De Bascher has become a fashion legend for her fling with Saint Laurent, circa 1974, when Lagerfeld and Saint Laurent were friendly rivals.
The romance lasted no more than six months, Middleton claims, but Saint Laurent fell head over heels in love.
He flooded de Bascher’s apartment with white lilies and begged on his knees to be let in.

He kept a photo of De Bascher in his jacket pocket and “[rub] back and forth over his heart,” yelling, “I’m crazy about him!”
Eventually, Saint Laurent’s lover and business partner intervened, essentially cutting off all contact between the couturier and the entire Lagerfeld team, blaming them all for Yves’ descent into hard drugs, sadomasochism, and insanity.
Yet even after this brief betrayal, Lagerfeld never cut de Bascher out of his life, as he did so many others.
Throughout his life, Lagerfeld honed a mask of frivolous cruelty, refusing to acknowledge disease, death, or ugliness of any kind.
But in 1984, de Bascher tested positive for HIV. He continued to sit front row at Chanel and go to parties, but he looked increasingly haggard.
Lagerfeld tried in vain to save his life, paying for the best doctors and care, but in the 1980s, AIDS was a death sentence.

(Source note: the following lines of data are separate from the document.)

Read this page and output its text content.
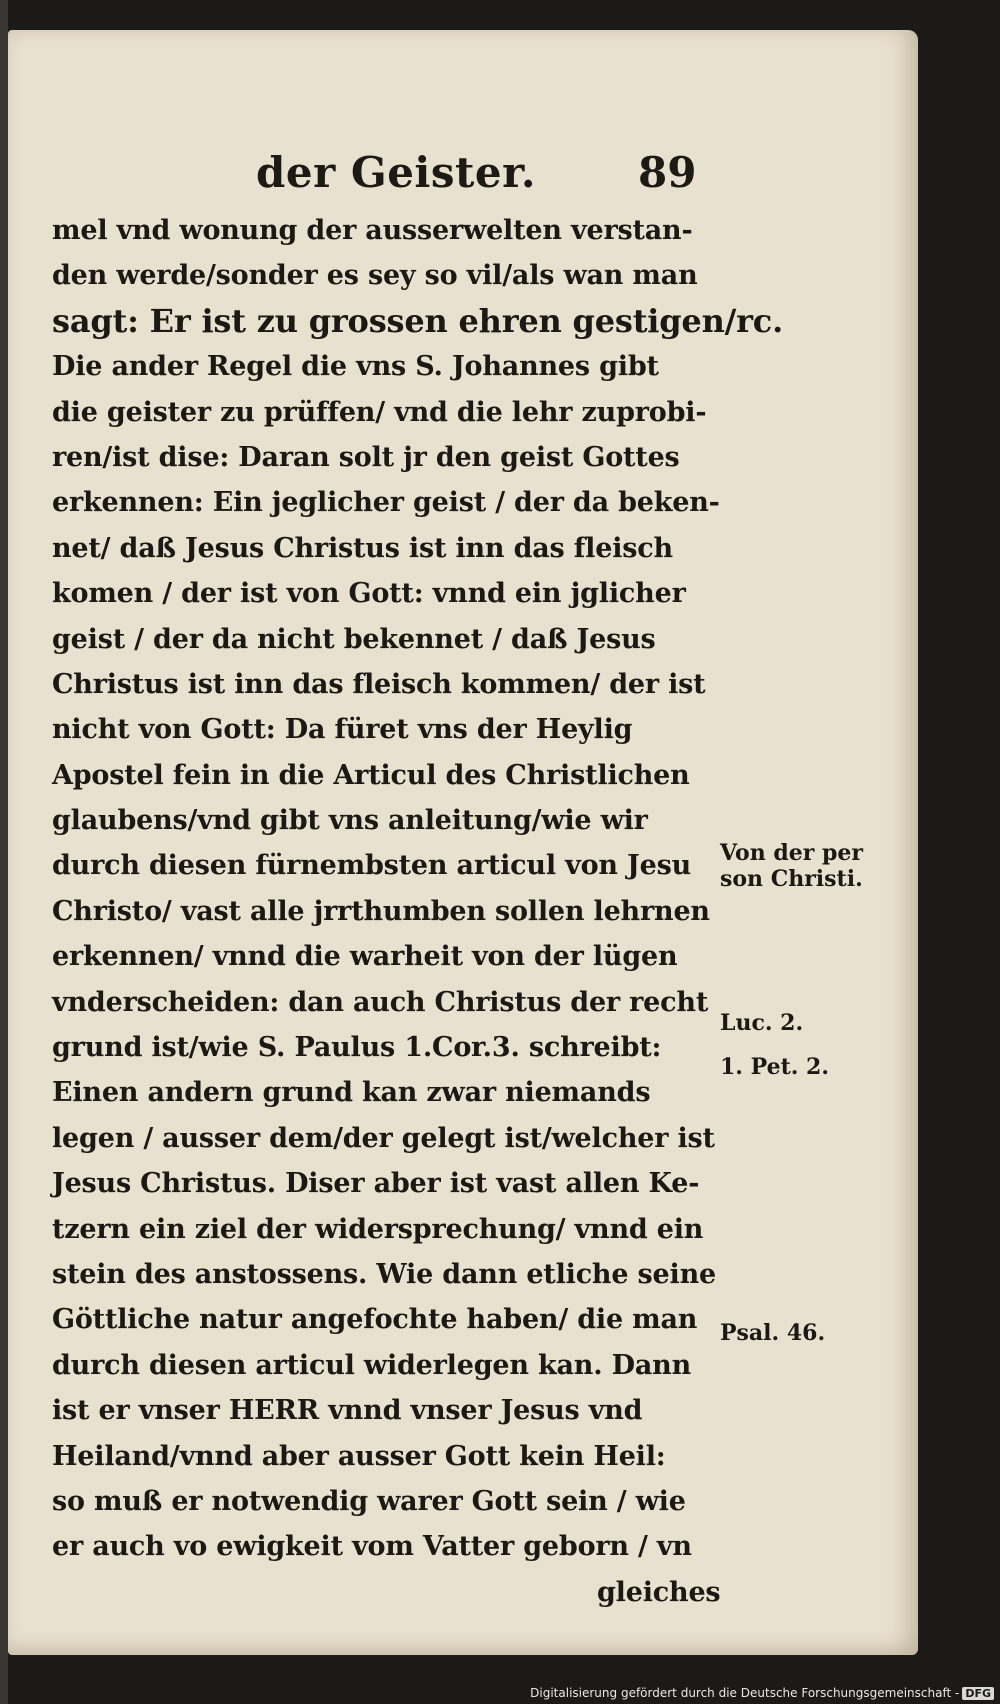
der Geister. 89
mel vnd wonung der ausserwelten verstan-
den werde/sonder es sey so vil/als wan man
sagt: Er ist zu grossen ehren gestigen/rc.
Die ander Regel die vns S. Johannes gibt
die geister zu prüffen/ vnd die lehr zuprobi-
ren/ist dise: Daran solt jr den geist Gottes
erkennen: Ein jeglicher geist / der da beken-
net/ daß Jesus Christus ist inn das fleisch
komen / der ist von Gott: vnnd ein jglicher
geist / der da nicht bekennet / daß Jesus
Christus ist inn das fleisch kommen/ der ist
nicht von Gott: Da füret vns der Heylig
Apostel fein in die Articul des Christlichen
glaubens/vnd gibt vns anleitung/wie wir
durch diesen fürnembsten articul von Jesu
Christo/ vast alle jrrthumben sollen lehrnen
erkennen/ vnnd die warheit von der lügen
vnderscheiden: dan auch Christus der recht
grund ist/wie S. Paulus 1.Cor.3. schreibt:
Einen andern grund kan zwar niemands
legen / ausser dem/der gelegt ist/welcher ist
Jesus Christus. Diser aber ist vast allen Ke-
tzern ein ziel der widersprechung/ vnnd ein
stein des anstossens. Wie dann etliche seine
Göttliche natur angefochte haben/ die man
durch diesen articul widerlegen kan. Dann
ist er vnser HERR vnnd vnser Jesus vnd
Heiland/vnnd aber ausser Gott kein Heil:
so muß er notwendig warer Gott sein / wie
er auch vo ewigkeit vom Vatter geborn / vn
gleiches
Von der per
son Christi.
Luc. 2.
1. Pet. 2.
Psal. 46.
Digitalisierung gefördert durch die Deutsche Forschungsgemeinschaft - DFG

When De Bascher could no longer get out of his hospital bed, Lagerfeld slept in his hospital room on a cot.
De Bascher died in 1989, at the age of 35, in the arms of Lagerfeld. Later that day, he went to work at Chanel for a fitting, but his friends said he was never the same.
“It was the only thing that made sense of things,” Lagerfeld said three years later.
“He brought a kind of glow to my life that no one else will ever bring. Maybe there’s one person in life for you and that’s it.”